Multilabel classification of synopses from all the anime listed on MyAnimeList.net
This project has two parts:
This is where I spent a lot of exploration on the datasets that focuses on the data science portion of the project.
If you'd like to view the notebook view it here: animeSynopsisClassifier
The final result had an F-score of 0.81 over 43 labels.
This final model used a linear Support Vector Machine after GridSearch and testing other models: (Logistic Regression, Naive Bayes, Random Forest).
To make my results interactive, I built a python web app using Flask. Click here to check it out!
Here are some screenshots:
The main page has two main parts:
- The first is a manual input of a MyAnimeList.net (MAL) link to one of their anime.
- ex) Naruto Shippuden
- Afterwards, by clicking "Classify", the user is sent to a new page which will contain the machine learning model's predictions + some analysis.

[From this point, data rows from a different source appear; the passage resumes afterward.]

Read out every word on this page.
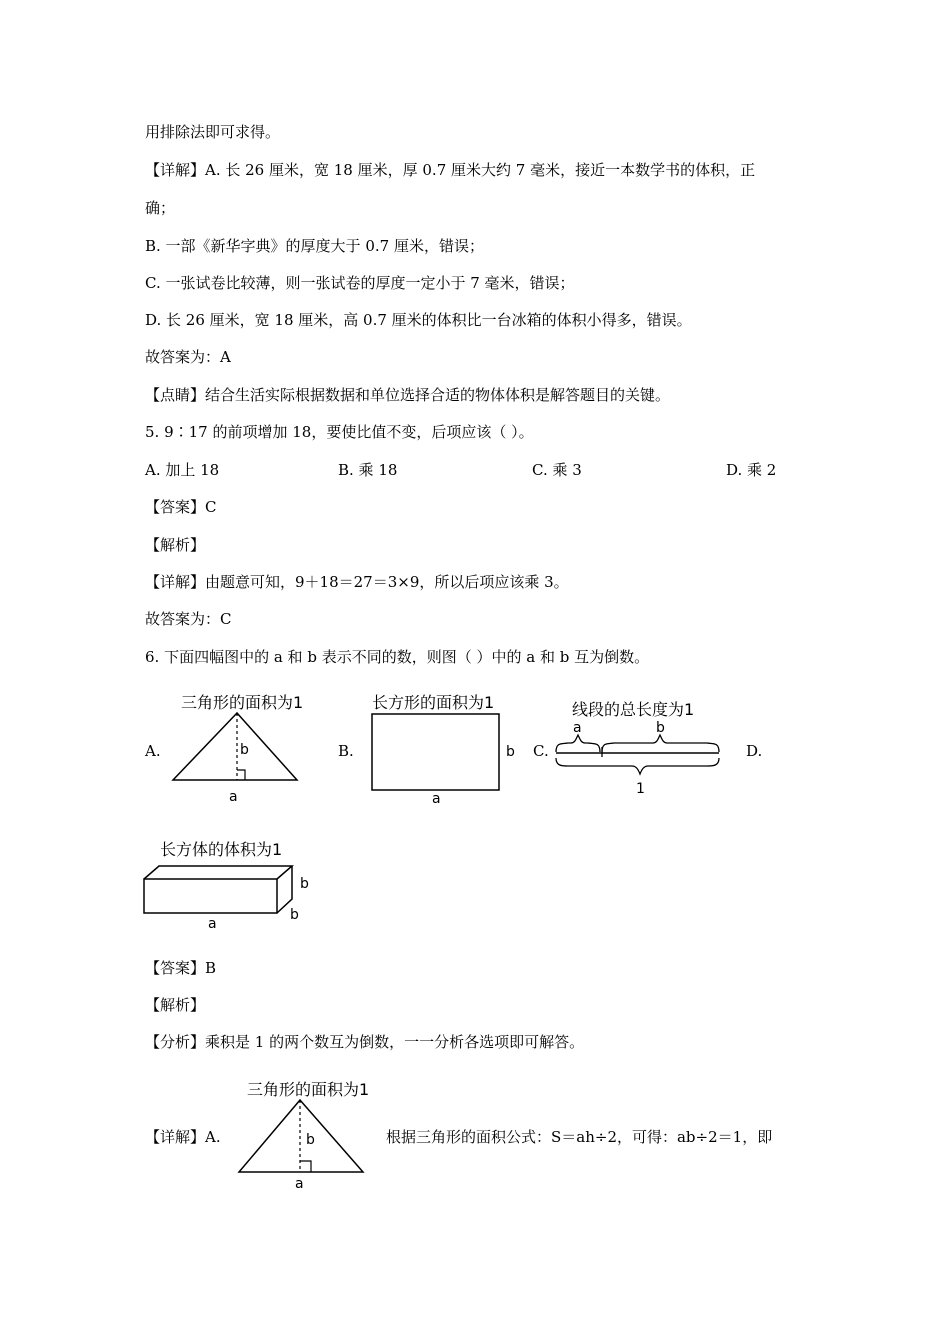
用排除法即可求得。
【详解】A. 长 26 厘米，宽 18 厘米，厚 0.7 厘米大约 7 毫米，接近一本数学书的体积，正
确；
B. 一部《新华字典》的厚度大于 0.7 厘米，错误；
C. 一张试卷比较薄，则一张试卷的厚度一定小于 7 毫米，错误；
D. 长 26 厘米，宽 18 厘米，高 0.7 厘米的体积比一台冰箱的体积小得多，错误。
故答案为：A
【点睛】结合生活实际根据数据和单位选择合适的物体体积是解答题目的关键。
5. 9∶17 的前项增加 18，要使比值不变，后项应该（ ）。
A. 加上 18	B. 乘 18	C. 乘 3	D. 乘 2
【答案】C
【解析】
【详解】由题意可知，9＋18＝27＝3×9，所以后项应该乘 3。
故答案为：C
6. 下面四幅图中的 a 和 b 表示不同的数，则图（ ）中的 a 和 b 互为倒数。
A.	B.	C.	D.
三角形的面积为1
b
a
长方形的面积为1
b
a
线段的总长度为1
a	b
1
长方体的体积为1
b
b
a
【答案】B
【解析】
【分析】乘积是 1 的两个数互为倒数，一一分析各选项即可解答。
【详解】A.
三角形的面积为1
b
a
根据三角形的面积公式：S＝ah÷2，可得：ab÷2＝1，即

- The second is a button that generates a random link from MAL's current season page and goes straight to the analysis. This makes it easier to test out the site without having to look up a link.

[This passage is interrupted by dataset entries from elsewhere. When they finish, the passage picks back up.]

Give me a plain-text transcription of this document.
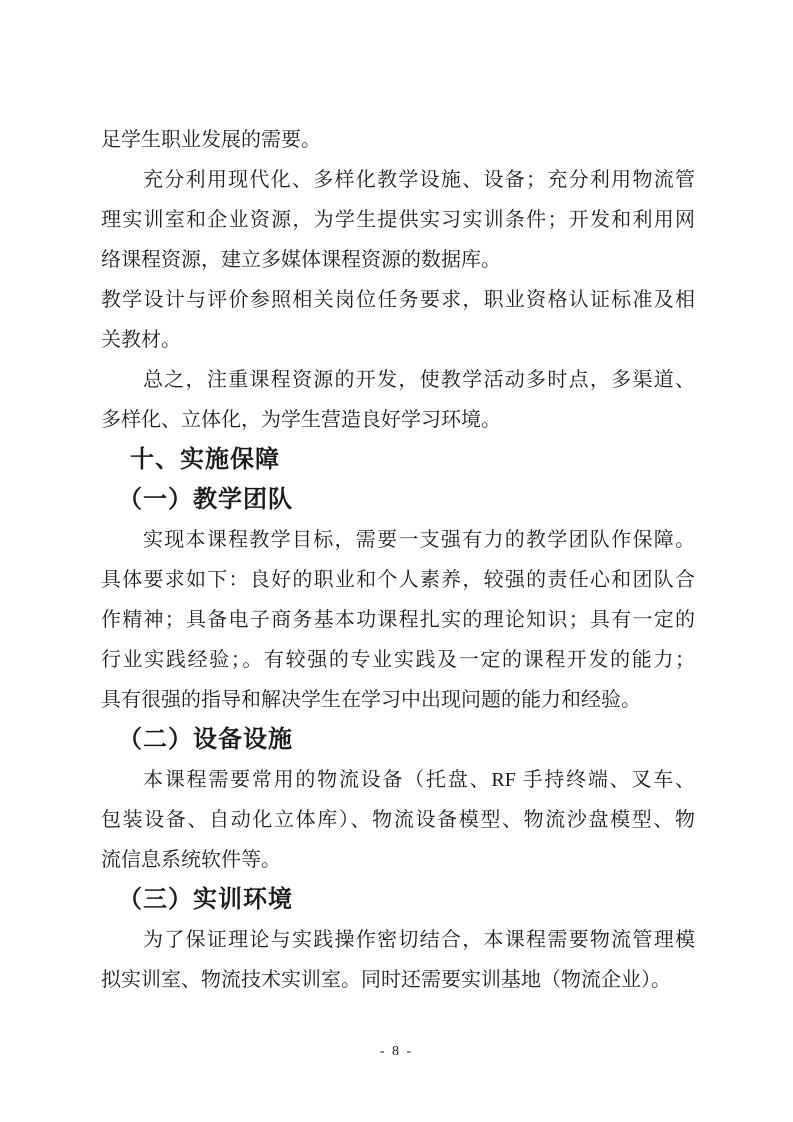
足学生职业发展的需要。
充分利用现代化、多样化教学设施、设备；充分利用物流管
理实训室和企业资源，为学生提供实习实训条件；开发和利用网
络课程资源，建立多媒体课程资源的数据库。
教学设计与评价参照相关岗位任务要求，职业资格认证标准及相
关教材。
总之，注重课程资源的开发，使教学活动多时点，多渠道、
多样化、立体化，为学生营造良好学习环境。
十、实施保障
（一）教学团队
实现本课程教学目标，需要一支强有力的教学团队作保障。
具体要求如下：良好的职业和个人素养，较强的责任心和团队合
作精神；具备电子商务基本功课程扎实的理论知识；具有一定的
行业实践经验；。有较强的专业实践及一定的课程开发的能力；
具有很强的指导和解决学生在学习中出现问题的能力和经验。
（二）设备设施
本课程需要常用的物流设备（托盘、RF 手持终端、叉车、
包装设备、自动化立体库）、物流设备模型、物流沙盘模型、物
流信息系统软件等。
（三）实训环境
为了保证理论与实践操作密切结合，本课程需要物流管理模
拟实训室、物流技术实训室。同时还需要实训基地（物流企业）。
- 8 -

Here is an example of the app in action!
Given the link, it scrapes the information of the anime from the link and submits it into the model. If invalid, an error occurs.

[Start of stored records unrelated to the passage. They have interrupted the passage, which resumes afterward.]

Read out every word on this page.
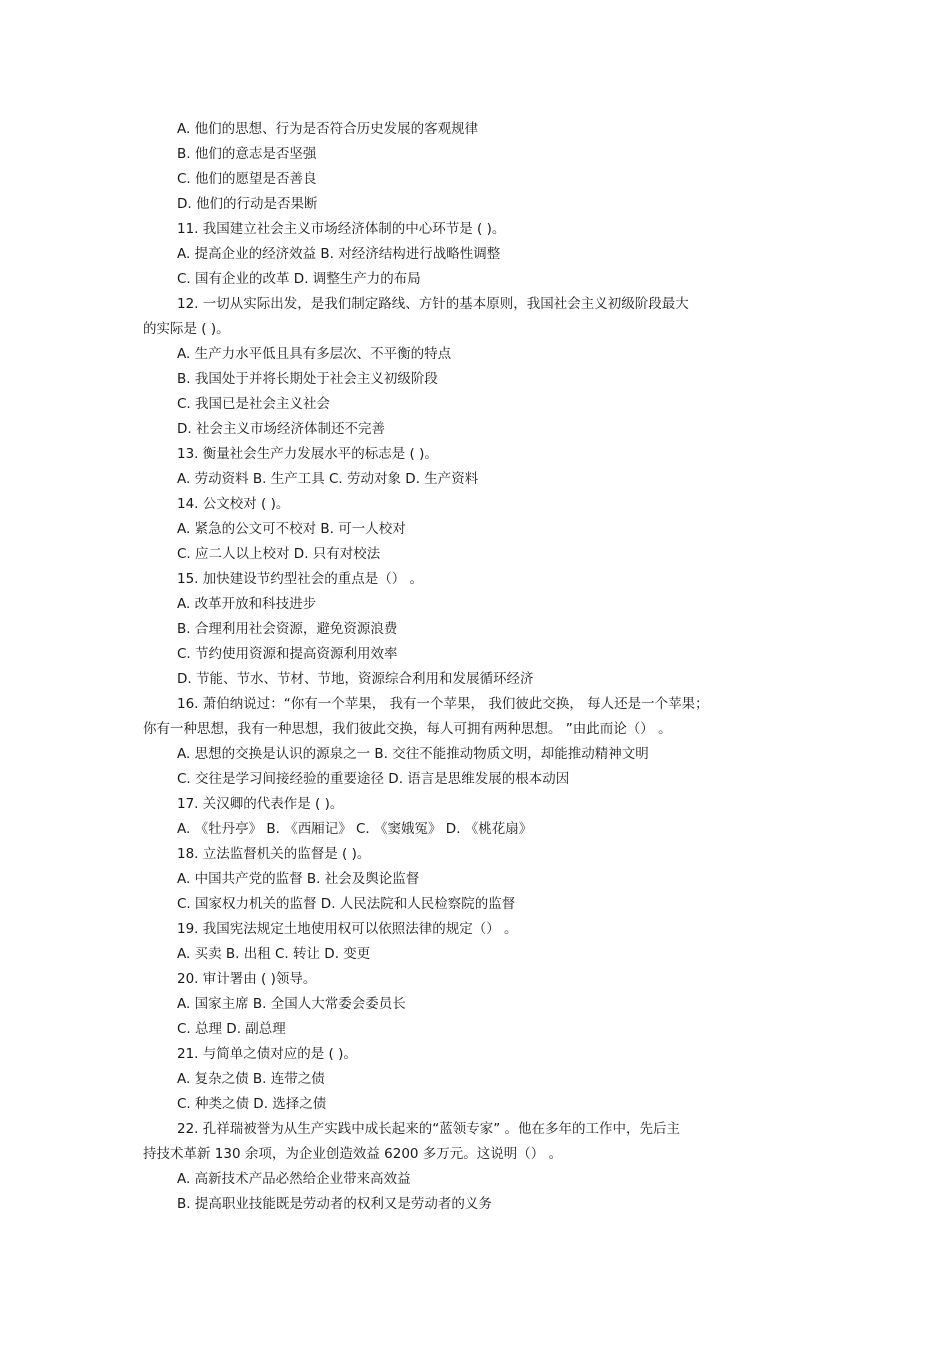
A. 他们的思想、行为是否符合历史发展的客观规律
B. 他们的意志是否坚强
C. 他们的愿望是否善良
D. 他们的行动是否果断
11. 我国建立社会主义市场经济体制的中心环节是 ( )。
A. 提高企业的经济效益 B. 对经济结构进行战略性调整
C. 国有企业的改革 D. 调整生产力的布局
12. 一切从实际出发，是我们制定路线、方针的基本原则，我国社会主义初级阶段最大
的实际是 ( )。
A. 生产力水平低且具有多层次、不平衡的特点
B. 我国处于并将长期处于社会主义初级阶段
C. 我国已是社会主义社会
D. 社会主义市场经济体制还不完善
13. 衡量社会生产力发展水平的标志是 ( )。
A. 劳动资料 B. 生产工具 C. 劳动对象 D. 生产资料
14. 公文校对 ( )。
A. 紧急的公文可不校对 B. 可一人校对
C. 应二人以上校对 D. 只有对校法
15. 加快建设节约型社会的重点是（） 。
A. 改革开放和科技进步
B. 合理利用社会资源，避免资源浪费
C. 节约使用资源和提高资源利用效率
D. 节能、节水、节材、节地，资源综合利用和发展循环经济
16. 萧伯纳说过：“你有一个苹果， 我有一个苹果， 我们彼此交换， 每人还是一个苹果；
你有一种思想，我有一种思想，我们彼此交换，每人可拥有两种思想。 ”由此而论（） 。
A. 思想的交换是认识的源泉之一 B. 交往不能推动物质文明，却能推动精神文明
C. 交往是学习间接经验的重要途径 D. 语言是思维发展的根本动因
17. 关汉卿的代表作是 ( )。
A. 《牡丹亭》 B. 《西厢记》 C. 《窦娥冤》 D. 《桃花扇》
18. 立法监督机关的监督是 ( )。
A. 中国共产党的监督 B. 社会及舆论监督
C. 国家权力机关的监督 D. 人民法院和人民检察院的监督
19. 我国宪法规定土地使用权可以依照法律的规定（） 。
A. 买卖 B. 出租 C. 转让 D. 变更
20. 审计署由 ( )领导。
A. 国家主席 B. 全国人大常委会委员长
C. 总理 D. 副总理
21. 与简单之债对应的是 ( )。
A. 复杂之债 B. 连带之债
C. 种类之债 D. 选择之债
22. 孔祥瑞被誉为从生产实践中成长起来的“蓝领专家” 。他在多年的工作中，先后主
持技术革新 130 余项，为企业创造效益 6200 多万元。这说明（） 。
A. 高新技术产品必然给企业带来高效益
B. 提高职业技能既是劳动者的权利又是劳动者的义务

It makes two main calculations:
- The first are the predicted genres of the anime. It uses the anime's synopsis + the name, studio, and rating as meta-data for text-classification.
- The genres will be shown at the very top under the tile as buttons. By clicking each, the user can see further analysis (picture below)
- The second is a "% confidence" score. I didn't read up on any official metrics, but this is how I calculated mine:
- Take all of the positive predictions the model made. Retrieve their corresponding probabilities and sum up.
- Take all of the negative predictions the model made that were TRUE LABELS (i.e. incorrect). Calculate 1-(corresponding probabilities) and sum up.
- Add the two sums and divide by the size of the union of positive predictions and true labels. This is the final confidence score!
By clicking on one of the genre buttons at the top, the app then highlights (with the same color as the button) the top indicators for predicting that certain genre.
It utilizes the linear Support Vector Machine's hyperplane by taking it's components' weights to get the top words+phrases. More explanation can be found in my notebook linked above.
The tool utilizes the jQuery highlight library developed by Johann Burkard.
- I had to make a few changes, primarily fixing bugs that dealt with highlighting words more than once + string matching. All edits are found here.
A few nice highlights for Romance:
- romantic
- love
- crush
- student (?)
As I played around with the tool, I realized that the model overfit, so if I were to work on the model again, I would decrease the number of word features + increase regularization to help with generalizing.